I am an old man and have known a great many troubles, but most of them never happened. — Mark Twain
Everything in your life is influenced by the rule of 80/20.
Enter the world of hacks and anti-hacks alike — with due respect to the arguments from either side of the fence — I’ve stumbled upon an axiom that can help you not only to de-clutter your thoughts, but also to develop laser sharp focus for what matters most in your life.
We focus 80% of our time on 20% of meager matters in our lives that — if happens — will only have 5% influence on our happiness and success.
Have you heard someone say, “I’d love to do that but ____”? We all have. It’s a sign of a mind cluttered with tasks that are least important to our end goal — our happiness.
The simplest path to happiness is to put your thoughts into proper perspective. We tend to focus on things that scare us most. In reality, those things are least important for our happiness and success. Think about it!
Time is infinitely more precious than money, and there is nothing common between them. You cannot accumulate time, you cannot borrow time; you can never tell how much time you have left in the Bank of Life. Time is Life…
– Israel Davidson
We worry about things that are not in our control. By focusing on worries that may never see daylight, we tend to exhaust our time, energy and obviously focus on what lies ahead. Years ago, I flew from Atlanta to San Francisco.
I noticed a woman sitting beside me with a pale face. Shortly after the take off, the captain announced that weather may get rough, and there is a chance of turbulence in our way. All of a sudden, this quiet woman started screaming. I was bemused since I’d never been through such a horrible situation before. I tried to ask her what has happened to her. She kept screaming harder.
After a long and frightening ordeal, crew members found out that she was simply worried about the plane crashing as a result of the word turbulence being mentioned by the captain.

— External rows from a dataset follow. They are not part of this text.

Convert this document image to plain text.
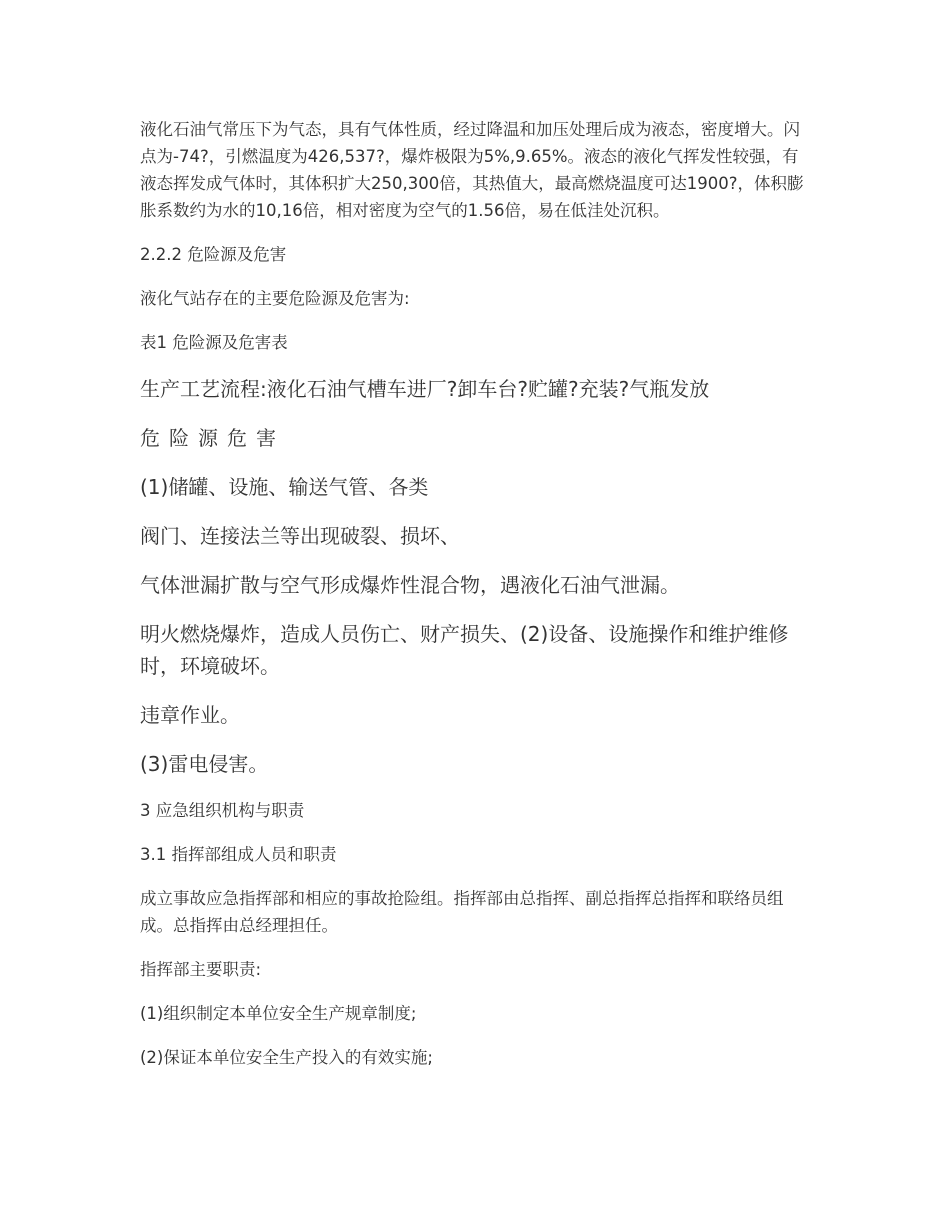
液化石油气常压下为气态，具有气体性质，经过降温和加压处理后成为液态，密度增大。闪点为-74?，引燃温度为426,537?，爆炸极限为5%,9.65%。液态的液化气挥发性较强，有液态挥发成气体时，其体积扩大250,300倍，其热值大，最高燃烧温度可达1900?，体积膨胀系数约为水的10,16倍，相对密度为空气的1.56倍，易在低洼处沉积。

2.2.2 危险源及危害

液化气站存在的主要危险源及危害为:

表1 危险源及危害表

生产工艺流程:液化石油气槽车进厂?卸车台?贮罐?充装?气瓶发放

危险源危害

(1)储罐、设施、输送气管、各类

阀门、连接法兰等出现破裂、损坏、

气体泄漏扩散与空气形成爆炸性混合物，遇液化石油气泄漏。

明火燃烧爆炸，造成人员伤亡、财产损失、(2)设备、设施操作和维护维修时，环境破坏。

违章作业。

(3)雷电侵害。

3 应急组织机构与职责

3.1 指挥部组成人员和职责

成立事故应急指挥部和相应的事故抢险组。指挥部由总指挥、副总指挥总指挥和联络员组成。总指挥由总经理担任。

指挥部主要职责:

(1)组织制定本单位安全生产规章制度;

(2)保证本单位安全生产投入的有效实施;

She was worried about — if any –20 percent chance of a bad weather causing remote 5 percent chance of a turbulence. As you can imagine, it never happened.
Your business or job can pose challenges that are meager yet — if you zoom in on them — they can take all the wind out of your brain.
Several years ago, I had to replace the roof at one of my hotels. For about a week, I battled in my mind over whether I should go with 30 years architectural shingles or 50 years architectural shingles. What if I own this hotel after 30 years ? Wouldn’t it be wise to go for the 50 years shingles ?
Looking back, now I realize how fool I was to even fret over a subject that has 20 percent or less chance of me owning this hotel after 30 years. Even if that happens, there is less than 5 percent chance of the same roof to survive on that hotel after 30 years.
I sold that hotel in less than a year after replacing the roof. I suppose you get the cue. I’d lost focus and precious time as well.
While focusing on goals, it is important to visualize and write them on the paper. If you do not visualize the expected outcome and deadline, you may squabble over actions that are meager at best in terms of achieving your goal.
For example, years ago, during the dot-com boom, I developed an auction site with sleepless nights and days of programming. I, along with two other friends, was excited to have a piece of history that eBay was destined to reign. However, during the development, I started spending excessive time on the look and feel of the site than on marketing the site.
Soon, we lost focus as a team over look and feel that had — at best — 20 percent chance of providing any competitive advantage and even if so, the same look and feel would have 5 percent or less influence on the fate of our business model.
Needless to say, our auction site never hosted any auctions ever.
It’s essential to get organized to cleanse our surroundings and our mind to gain sharp focus. I’ve had bad habit to harbor thoughts of “I may need it in the future,” or “Keep this magazine for the cool article that I may read in the future”. This vice habit was largely responsible for the clutter that I used to surround with.
After a while, I knew that if I have not taken time in past few weeks to glance over these magazines or that newspaper article, they have 20 percent or less chance to get my attention ever and even if that happens, that information may have less than 5 percent intrinsic value to make my life better.
I now use 60 day rule to either donate or throw away things that I don’t use. This has saved time that is infinitely more precious than going through daunting task of keeping clutter that needs my attention every time I gather courage to get organized.
For tribal man space was the uncontrollable mystery. For technological man it is time that occupies the same role.
– Marshall Mcluhan (1911-1980) Canadian communications theorist and educator.
Readers: Are you doing anything to de-clutter your thoughts to deposit more time in the Bank of your Life for your happiness?